A : Quel est ton statut dans le label ?

K : Je suis co-propriétaire et associé dans le label. Grosso modo, Muggs et moi, on s’occupe de la production.

A : Comment as-tu rencontré Dr. Dre ?

K : C’était en 2002. J’avais réalisé quelques morceaux pour la démo de Brooklyn, une rappeuse qu’il avait signée. Il les avait bien aimés et voulait les garder pour son album. Mais en fait, ma première rencontre avec Dre a eu lieu plus tôt, quand j’avais 13/14 ans.

A : Sérieux ?

K : Ouais, je l’avais rencontré plus jeune dans une fête chez un très bon pote à moi. Je me souviens que mon frère et moi, on avait discuté avec lui, j’arrêtais pas de lui poser des questions car je voulais devenir DJ et producteur. On a causé pendant une bonne demi-heure ensemble. C’était un des moments les plus dingues de ma vie, avec mon frère on hallucinait ! NWA, c’était un truc énorme ! En plus, c’est aussi un DJ de légende. A une époque, il sortait des mixtapes, je les avais toutes. Une fois, il avait fait un megamix de Public Enemy que j’ai toujours en cassette. C’est dingue, Dre était un grand fan de PE. D’ailleurs pour moi, NWA était l’extension de Public Enemy. Ca a été une grande influence pour moi, d’ailleurs il faudrait que je mette ce megamix sur CD et que je lui offre à l’occasion pour lui faire la surprise. J’ai absolument tous les vinyles qu’il a pu sortir. Alors en ce temps-là, le rencontrer et pouvoir parler avec lui, c’était incroyable. Quand je l’ai revu plus tard, il s’en souvenait et ça nous a fait marrer. Comme il avait bien aimé mes sons sur cette démo, on avait déjà un bon contact. A cette époque, j’avais des tonnes de sons en stock, je faisais 9 à 10 instrus par jour, alors Aftermath en réclamait toujours plus. Peu de temps après, alors qu’il mixait l’album de 50 Cent, il m’a convoqué et m’a dit « Mec, il faut que je te signe, je veux t’intégrer à l’équipe« . J’en revenais pas (rires). Alors moi bien sûr : « Pas de problème ! » [rires].
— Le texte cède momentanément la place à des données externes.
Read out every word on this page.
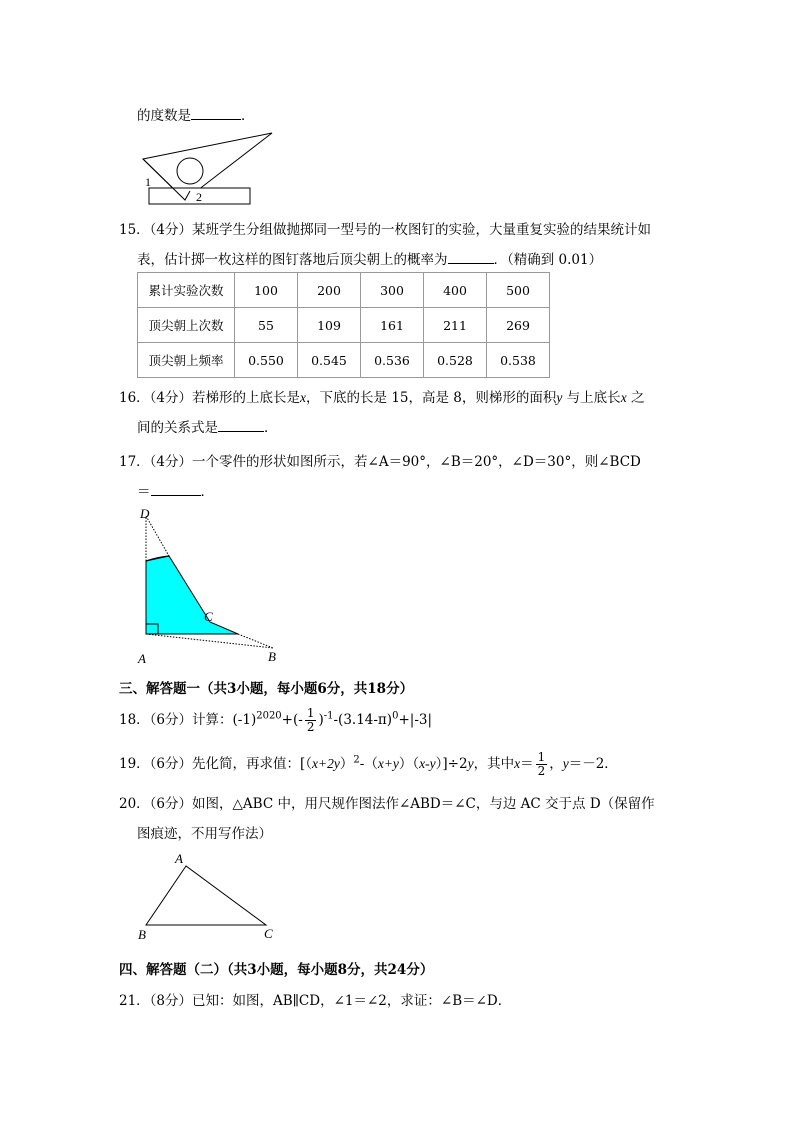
的度数是	．
1
2
15．（4分）某班学生分组做抛掷同一型号的一枚图钉的实验，大量重复实验的结果统计如
表，估计掷一枚这样的图钉落地后顶尖朝上的概率为	．（精确到 0.01）
累计实验次数	100	200	300	400	500
顶尖朝上次数	55	109	161	211	269
顶尖朝上频率	0.550	0.545	0.536	0.528	0.538
16．（4分）若梯形的上底长是x，下底的长是 15，高是 8，则梯形的面积y 与上底长x 之
间的关系式是	．
17．（4分）一个零件的形状如图所示，若∠A＝90°，∠B＝20°，∠D＝30°，则∠BCD
＝	．
D
C
A	B
三、解答题一（共3小题，每小题6分，共18分）
18．（6分）计算：$(-1)^{2020}+(- \frac{1}{2} )^{-1}-(3.14-\pi)^0+|-3|$
19．（6分）先化简，再求值：$[(x+2y)^2-(x+y)(x-y)]\div 2y$，其中$x= \frac{1}{2}$ ，y＝－2．
20．（6分）如图，△ABC 中，用尺规作图法作∠ABD＝∠C，与边 AC 交于点 D（保留作
图痕迹，不用写作法）
A
B	C
四、解答题（二）（共3小题，每小题8分，共24分）
21．（8分）已知：如图，AB∥CD，∠1＝∠2，求证：∠B＝∠D．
« C’est comme ça que tout a commencé : sortir la musique que l’on voulait écouter. »

A : Je sais que tu considères Dre et Muggs comme tes mentors. Qu’est-ce qui distingue leur approche de la musique ?

K : Quand tu regardes Muggs faire un son, il y a des moments où tu ne peux pas voir pas où il veut en venir, ça n’a pas de sens tant que le produit fini n’est pas prêt. Tu t’assoies, tu le regardes, et il va jouer un disque par-dessus une rythmique ou un sample qui ne sera pas forcément dans la même tonalité, ça fait une combinaison bizarre mais une fois arrivé à la fin, tu reconnais ce bon vieux son Cypress. Il est trop fort pour faire ces sons bruts et non conventionnels alors que Dre est plus académique, mais le son est tellement énorme que même un son pop aurait une saveur underground. Dre est un innovateur. A chaque fois qu’il sort un disque, sa musique change, et il lance un nouveau mouvement, que ce soit NWA, Death Row ou Aftermath. On lui doit trois époques de la musique.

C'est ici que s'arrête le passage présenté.